Android malware called Gooligan is being blamed for 1 million breached Google accounts. The malware is still active, according Check Point Software Technologies, and is responsible for an additional 13,000 new breaches of Android devices daily.
“We believe that it is the largest Google account breach to date,” Check Point wrote in a technical overview of the malware.
In a blog post, Adrian Ludwig, Google’s director of Android security, acknowledged the mass infections and identified Gooligan as a variant of Ghost Push malware first identified in 2014. Check Point said it also recognizes Gooligan as variant of the Android malware campaign found by its researchers last year that was part the malicious Windows backup application SnapPea.
Check Point reported Wednesday that at least 86 Android apps available in third-party marketplaces were laced with Gooligan malware that ultimately allowed hackers to breach Google accounts. Check Point said attackers are enticing victims to download free versions of popular paid Android apps via third-party app stores hosting Gooligan-infected apps such as StopWatch, Flashlight Free and Pedometer.
“The infection begins when a user downloads and installs a Gooligan-infected app on a vulnerable Android device,” Check Point researchers wrote. “Our research team has found infected apps on third-party app stores, but they could also be downloaded by Android users directly by tapping malicious links in phishing attack messages.”
Vulnerable Android handsets include devices running OS versions 4 (Ice Cream Sandwich, Jelly Bean, and KitKat) and 5 (Lollipop). Check Point estimates 74 percent of Android devices in use today are vulnerable to the malware. Once a malicious Gooligan app is installed on a vulnerable device, attackers can push either the rootkit VROOT or Towelroot from a command-and-control server.
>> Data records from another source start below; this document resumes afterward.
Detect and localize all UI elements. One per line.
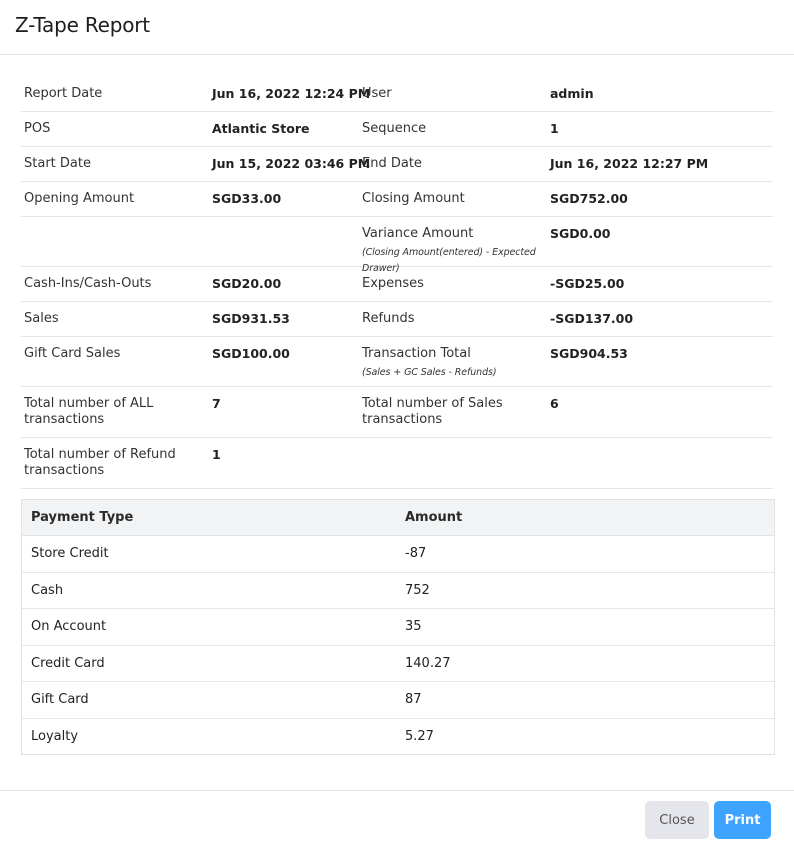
info-label-right: End Date <box>362 156 422 171</box>
info-value-left: 7 <box>212 396 221 411</box>
info-label-right: Expenses <box>362 276 424 291</box>
payment-amount-cell: -87 <box>405 546 427 561</box>
payment-row <box>22 718 774 755</box>
info-value-right: SGD0.00 <box>550 226 611 241</box>
amount-column-header: Amount <box>405 510 463 525</box>
info-label-left: Gift Card Sales <box>24 346 121 361</box>
payment-type-column-header: Payment Type <box>31 510 134 525</box>
modal-header <box>0 0 794 55</box>
info-row <box>21 267 773 302</box>
info-row <box>21 337 773 387</box>
payment-amount-cell: 5.27 <box>405 728 434 744</box>
formula-note: (Sales + GC Sales - Refunds) <box>362 367 497 378</box>
payment-amount-cell: 87 <box>405 692 422 707</box>
info-label-right <box>362 346 537 381</box>
payment-type-cell: On Account <box>31 619 107 634</box>
payment-row <box>22 536 774 572</box>
payment-type-cell: Gift Card <box>31 692 89 707</box>
info-label-left: Cash-Ins/Cash-Outs <box>24 276 152 291</box>
info-row <box>21 217 773 274</box>
info-label-left: Report Date <box>24 86 103 101</box>
info-value-right: admin <box>550 86 594 101</box>
payment-types-table <box>21 499 775 755</box>
info-label-right-text: Variance Amount <box>362 226 474 241</box>
info-value-right: 6 <box>550 396 559 411</box>
info-value-left: 1 <box>212 447 221 462</box>
info-row <box>21 112 773 147</box>
payment-type-cell: Cash <box>31 582 64 598</box>
formula-note: (Closing Amount(entered) - Expected Drawer) <box>362 247 536 274</box>
info-label-left: Total number of ALL transactions <box>24 396 154 427</box>
close-button[interactable]: Close <box>645 801 709 839</box>
modal-title: Z-Tape Report <box>15 13 150 37</box>
info-label-left: Start Date <box>24 156 91 171</box>
info-value-left: SGD931.53 <box>212 311 290 326</box>
info-value-right: 1 <box>550 121 559 136</box>
payment-type-cell: Loyalty <box>31 728 79 744</box>
payment-amount-cell: 752 <box>405 582 430 598</box>
info-value-left: Jun 15, 2022 03:46 PM <box>212 156 371 171</box>
info-value-right: SGD904.53 <box>550 346 628 361</box>
info-value-left: SGD20.00 <box>212 276 282 291</box>
payment-row <box>22 645 774 682</box>
info-row <box>21 147 773 182</box>
info-value-right: -SGD137.00 <box>550 311 634 326</box>
info-label-right-text: Transaction Total <box>362 346 471 361</box>
info-label-right: Sequence <box>362 121 427 136</box>
info-value-left: SGD33.00 <box>212 191 282 206</box>
info-value-left: Jun 16, 2022 12:24 PM <box>212 86 371 101</box>
info-label-left: Opening Amount <box>24 191 135 206</box>
payment-row <box>22 572 774 609</box>
print-button[interactable]: Print <box>714 801 771 839</box>
payment-row <box>22 608 774 645</box>
info-row <box>21 77 773 112</box>
info-value-right: -SGD25.00 <box>550 276 625 291</box>
info-row <box>21 438 773 489</box>
payment-type-cell: Credit Card <box>31 655 105 671</box>
info-value-left: SGD100.00 <box>212 346 290 361</box>
info-label-left: Total number of Refund transactions <box>24 447 176 478</box>
payment-table-header <box>22 500 774 536</box>
payment-amount-cell: 140.27 <box>405 655 451 671</box>
payment-type-cell: Store Credit <box>31 546 109 561</box>
info-value-right: SGD752.00 <box>550 191 628 206</box>
info-row <box>21 302 773 337</box>
modal-footer <box>0 790 794 855</box>
info-row <box>21 387 773 438</box>
report-info-grid <box>21 77 773 489</box>
info-row <box>21 182 773 217</box>
info-value-left: Atlantic Store <box>212 121 310 136</box>
info-value-right: Jun 16, 2022 12:27 PM <box>550 156 709 171</box>
info-label-left: Sales <box>24 311 59 326</box>
info-label-left: POS <box>24 121 51 136</box>
payment-row <box>22 681 774 718</box>
info-label-right: Refunds <box>362 311 415 326</box>
payment-amount-cell: 35 <box>405 619 422 634</box>
info-label-right: Closing Amount <box>362 191 465 206</box>
info-label-right: User <box>362 86 392 101</box>
info-label-right: Total number of Sales transactions <box>362 396 503 427</box>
With root access established on the handset, researchers said, attackers have one main objective and that is to breach the victim’s Google account via the theft of authentication token information. That gives attackers access to the breached victim’s Google services such as Google Play, Gmail, Google Docs, Google Drive and Google Photos.
However, despite having access to a potential treasure trove of personal account data, Google’s Ludwig said that there is no evidence that Gooligan adversaries have accessed user data in any of the 1 million breached accounts.
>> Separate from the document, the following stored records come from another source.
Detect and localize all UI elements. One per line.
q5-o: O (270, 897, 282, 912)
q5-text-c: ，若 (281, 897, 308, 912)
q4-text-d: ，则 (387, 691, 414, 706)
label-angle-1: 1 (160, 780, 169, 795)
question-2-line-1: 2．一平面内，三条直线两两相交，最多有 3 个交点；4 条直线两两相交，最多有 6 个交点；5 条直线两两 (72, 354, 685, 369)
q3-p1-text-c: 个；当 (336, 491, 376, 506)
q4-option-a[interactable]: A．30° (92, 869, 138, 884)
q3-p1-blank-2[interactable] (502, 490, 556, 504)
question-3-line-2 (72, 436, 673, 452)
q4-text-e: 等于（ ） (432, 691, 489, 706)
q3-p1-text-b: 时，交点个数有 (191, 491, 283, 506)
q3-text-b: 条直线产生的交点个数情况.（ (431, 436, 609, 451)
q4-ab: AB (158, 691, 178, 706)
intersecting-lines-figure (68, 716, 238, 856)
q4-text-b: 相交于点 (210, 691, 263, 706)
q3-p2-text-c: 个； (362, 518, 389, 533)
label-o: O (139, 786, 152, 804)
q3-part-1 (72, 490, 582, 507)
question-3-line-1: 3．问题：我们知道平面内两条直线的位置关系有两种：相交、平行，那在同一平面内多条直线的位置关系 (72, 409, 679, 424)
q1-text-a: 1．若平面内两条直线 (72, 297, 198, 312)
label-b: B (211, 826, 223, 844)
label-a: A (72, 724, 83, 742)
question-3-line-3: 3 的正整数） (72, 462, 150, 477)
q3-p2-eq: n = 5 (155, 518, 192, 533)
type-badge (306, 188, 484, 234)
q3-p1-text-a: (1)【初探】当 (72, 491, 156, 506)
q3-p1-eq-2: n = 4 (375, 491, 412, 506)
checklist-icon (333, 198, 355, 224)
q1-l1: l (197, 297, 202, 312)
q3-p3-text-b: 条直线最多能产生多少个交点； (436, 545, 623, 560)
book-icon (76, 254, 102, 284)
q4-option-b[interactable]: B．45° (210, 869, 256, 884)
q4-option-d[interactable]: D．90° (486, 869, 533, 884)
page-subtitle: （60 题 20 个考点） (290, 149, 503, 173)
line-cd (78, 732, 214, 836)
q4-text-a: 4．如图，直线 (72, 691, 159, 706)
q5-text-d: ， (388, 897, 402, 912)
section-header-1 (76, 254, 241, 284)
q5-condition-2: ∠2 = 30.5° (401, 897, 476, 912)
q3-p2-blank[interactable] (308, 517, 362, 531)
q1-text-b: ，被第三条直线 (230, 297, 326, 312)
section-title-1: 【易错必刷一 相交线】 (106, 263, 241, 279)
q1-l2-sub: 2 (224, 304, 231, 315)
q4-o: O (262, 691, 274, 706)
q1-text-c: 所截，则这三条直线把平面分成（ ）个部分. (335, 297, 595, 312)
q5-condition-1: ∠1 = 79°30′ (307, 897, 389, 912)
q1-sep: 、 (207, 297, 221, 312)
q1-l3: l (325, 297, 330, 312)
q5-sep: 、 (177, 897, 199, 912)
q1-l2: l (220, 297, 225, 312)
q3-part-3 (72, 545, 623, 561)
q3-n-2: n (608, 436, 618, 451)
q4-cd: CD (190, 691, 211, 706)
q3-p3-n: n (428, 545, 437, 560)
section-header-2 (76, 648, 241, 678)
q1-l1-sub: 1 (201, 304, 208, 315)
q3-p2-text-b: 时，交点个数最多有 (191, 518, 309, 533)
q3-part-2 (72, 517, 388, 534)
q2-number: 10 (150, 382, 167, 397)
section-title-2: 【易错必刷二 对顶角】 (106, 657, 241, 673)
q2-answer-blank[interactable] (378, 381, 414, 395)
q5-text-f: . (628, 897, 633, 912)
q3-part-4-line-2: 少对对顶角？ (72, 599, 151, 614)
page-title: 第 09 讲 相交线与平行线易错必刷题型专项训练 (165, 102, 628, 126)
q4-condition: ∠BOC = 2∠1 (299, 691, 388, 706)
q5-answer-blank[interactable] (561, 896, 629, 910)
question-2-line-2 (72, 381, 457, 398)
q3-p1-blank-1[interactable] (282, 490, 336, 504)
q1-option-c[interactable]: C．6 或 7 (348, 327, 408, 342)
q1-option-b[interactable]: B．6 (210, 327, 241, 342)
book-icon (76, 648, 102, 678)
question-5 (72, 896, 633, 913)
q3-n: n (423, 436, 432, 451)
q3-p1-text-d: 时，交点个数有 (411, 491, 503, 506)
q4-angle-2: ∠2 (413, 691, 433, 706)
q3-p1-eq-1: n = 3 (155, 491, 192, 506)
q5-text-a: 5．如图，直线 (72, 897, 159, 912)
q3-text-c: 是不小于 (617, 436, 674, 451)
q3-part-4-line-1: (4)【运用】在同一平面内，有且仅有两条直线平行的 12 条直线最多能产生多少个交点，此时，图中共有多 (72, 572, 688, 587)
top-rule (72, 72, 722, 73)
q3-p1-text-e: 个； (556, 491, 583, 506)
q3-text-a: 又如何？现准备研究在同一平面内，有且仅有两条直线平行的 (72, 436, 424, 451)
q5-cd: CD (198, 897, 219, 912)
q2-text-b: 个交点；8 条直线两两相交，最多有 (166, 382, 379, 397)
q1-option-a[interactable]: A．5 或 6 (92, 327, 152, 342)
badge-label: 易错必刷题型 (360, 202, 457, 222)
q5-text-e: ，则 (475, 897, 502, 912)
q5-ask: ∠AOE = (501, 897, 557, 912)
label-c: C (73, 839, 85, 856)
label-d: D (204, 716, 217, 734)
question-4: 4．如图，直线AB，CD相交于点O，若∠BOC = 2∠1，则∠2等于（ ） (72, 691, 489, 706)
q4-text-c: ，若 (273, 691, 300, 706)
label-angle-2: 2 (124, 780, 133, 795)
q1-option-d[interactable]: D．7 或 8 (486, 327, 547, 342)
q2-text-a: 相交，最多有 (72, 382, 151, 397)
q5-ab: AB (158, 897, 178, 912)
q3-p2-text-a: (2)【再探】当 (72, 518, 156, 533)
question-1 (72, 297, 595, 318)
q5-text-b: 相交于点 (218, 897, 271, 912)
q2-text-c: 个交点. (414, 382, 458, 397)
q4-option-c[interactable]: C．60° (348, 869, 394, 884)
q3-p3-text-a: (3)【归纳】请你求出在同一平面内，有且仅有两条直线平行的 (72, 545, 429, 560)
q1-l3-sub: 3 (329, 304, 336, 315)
“We used automated tools to look for signs of other fraudulent activity within the affected Google accounts. None were found,” Ludwig wrote. He added that the motivation behind Gooligan, as with Ghost Push, is to “promote apps, not steal information.”
To that end, Check Point said that phones rooted by hackers download a module that injects code into Google Play to mimic user behavior. This gives hackers the ability to generate revenue via ads and fake app referrals. Researchers say the technique is similar to those used by hackers behind the mobile malware HummingBad that reportedly earned criminals $300,000 a month last year.
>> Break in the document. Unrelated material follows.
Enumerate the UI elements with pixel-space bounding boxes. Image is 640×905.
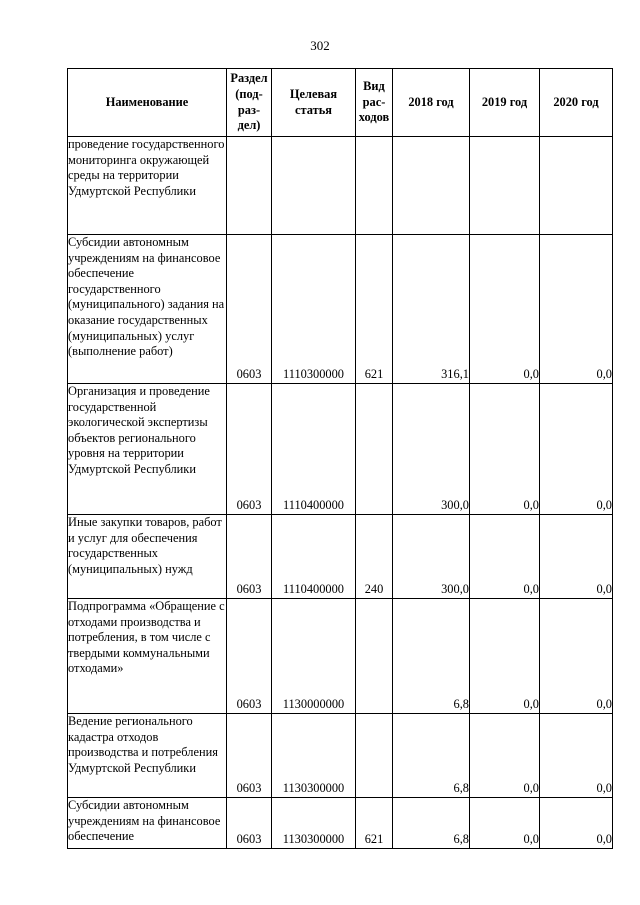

As with HummingBad, Gooligan installs apps from Google Play and rates them to both raise their reputation and also install adware on infected handsets to generate revenue. Check Point explains:
“Ad servers, which don’t know whether an app using its service is malicious or not, send Gooligan the names of the apps to download from Google Play. After an app is installed, the ad service pays the attacker. Then the malware leaves a positive review and a high rating on Google Play using content it receives from the C&C server.”
Approximately 20 percent of Gooligan-infected devices are located in the Americas, 57 percent in Asia, 15 percent in Africa and 9 percent in Europe, according to researchers.
To guard against Gooligan, Check Point says end users should forgo downloading apps from third-party Android app stores and check to make sure their email address isn’t on its list of compromised Google accounts. If a Google account has been breached advice includes a re-flashing of Android devices associated with account and a resetting of the account password. Check Point has developed a tool that will check whether a user’s Google address is on its list of breached accounts.